Wednesday, October 11, 2006

Anna Politkovskaya, 1958-2006

Anna Politkovskaya, זצ״ל (this, this, and this), was assassinated last week. No surprise, I guess. Politkovskaya dedicated her adult life to reporting on human rights abuses in Russia, especially in the second Chechen war. She was a spokesperson for the ordinary oppressed Chechen (and Russian), and she condemned all the oppressors, both in the Russian government and among the Chechen rebels. She got many well-deserved awards from human rights and journalistic organizations; closer to home, she got jailed, poisoned, and threatened with death.


On a personal note, I had the privilege of playing a minor bolt-tightening role in preparing the English translation of one of her books, A Small Corner of Hell: Dispatches from Chechnya, for publication.


People like Politkovskaya put me to shame. I'd like to do more for other people, but it's sometimes inconvenient, and I have more important concerns, like the kashrut of Lake Michigan water.

Tuesday, October 10, 2006

Distorted quotation

Warning: this post is nonparochial.


Richard Byrne's "A Collision of Prose and Politics," in the October 13, 2006, issue of Chronicle of Higher Education, is a discussion of some Edward Said-ian criticisms of Azar Nafisi's Reading Lolita in Tehran. Byrne writes that


Paul Berman (who supported the invasion of Iraq) uses Reading Lolita in Tehran as a case study in how writers respond to totalitarianism--and specifically, he writes, to "Islamism [note the word] as a modern totalitarianism."

Byrne goes on to say (in his own voice, no quotation marks),


it is such readings of Ms. Nafisi, linking her work and personal story to views of Islam [note the word] as totalitarian, that do alarm some observers.

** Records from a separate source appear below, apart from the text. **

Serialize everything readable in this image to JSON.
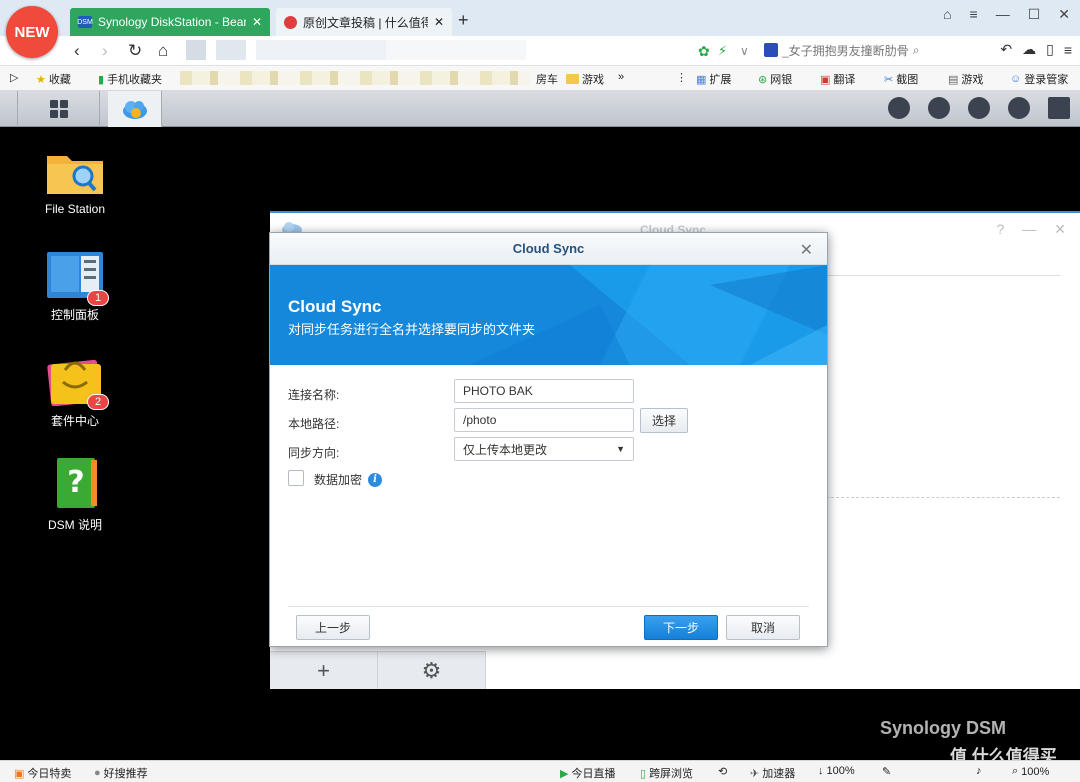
{
  "browser": {
    "new_badge": "NEW",
    "tabs": [
      {
        "label": "Synology DiskStation - BearDi",
        "favicon": "DSM"
      },
      {
        "label": "原创文章投稿 | 什么值得买",
        "favicon": ""
      }
    ],
    "new_tab": "+",
    "search_placeholder": "_女子拥抱男友撞断肋骨",
    "bookmarks": {
      "favorites": "收藏",
      "mobile": "手机收藏夹",
      "car": "房车",
      "games": "游戏",
      "more": "»",
      "ext": "扩展",
      "bank": "网银",
      "translate": "翻译",
      "screenshot": "截图",
      "games2": "游戏",
      "login": "登录管家"
    }
  },
  "desktop": {
    "icons": [
      {
        "label": "File Station",
        "badge": ""
      },
      {
        "label": "控制面板",
        "badge": "1"
      },
      {
        "label": "套件中心",
        "badge": "2"
      },
      {
        "label": "DSM 说明",
        "badge": ""
      }
    ]
  },
  "bg_window": {
    "title": "Cloud Sync",
    "help": "?",
    "minimize": "—",
    "close": "✕"
  },
  "dialog": {
    "title": "Cloud Sync",
    "close": "✕",
    "banner_title": "Cloud Sync",
    "banner_subtitle": "对同步任务进行全名并选择要同步的文件夹",
    "fields": {
      "name_label": "连接名称:",
      "name_value": "PHOTO BAK",
      "path_label": "本地路径:",
      "path_value": "/photo",
      "select_btn": "选择",
      "dir_label": "同步方向:",
      "dir_value": "仅上传本地更改",
      "encrypt_label": "数据加密"
    },
    "buttons": {
      "prev": "上一步",
      "next": "下一步",
      "cancel": "取消"
    }
  },
  "statusbar": {
    "today_deals": "今日特卖",
    "recommend": "好搜推荐",
    "live": "今日直播",
    "cross_screen": "跨屏浏览",
    "accelerator": "加速器",
    "zoom_dl": "100%",
    "zoom": "100%"
  },
  "watermark": {
    "brand": "Synology DSM",
    "site": "值 什么值得买"
  }
}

Some other observers, including yours truly, are alarmed by the misquotation. You may believe Islam is totalitarian. Maybe, maybe not, but that isn't what Berman said. I don't know whether Byrne himself is responsible for the misquotation, or whether some editor at the Chronicle, working in a pompous and uninformed mode, decided that "Islamism" isn't really a word. Either way, it's alarming and unacceptable.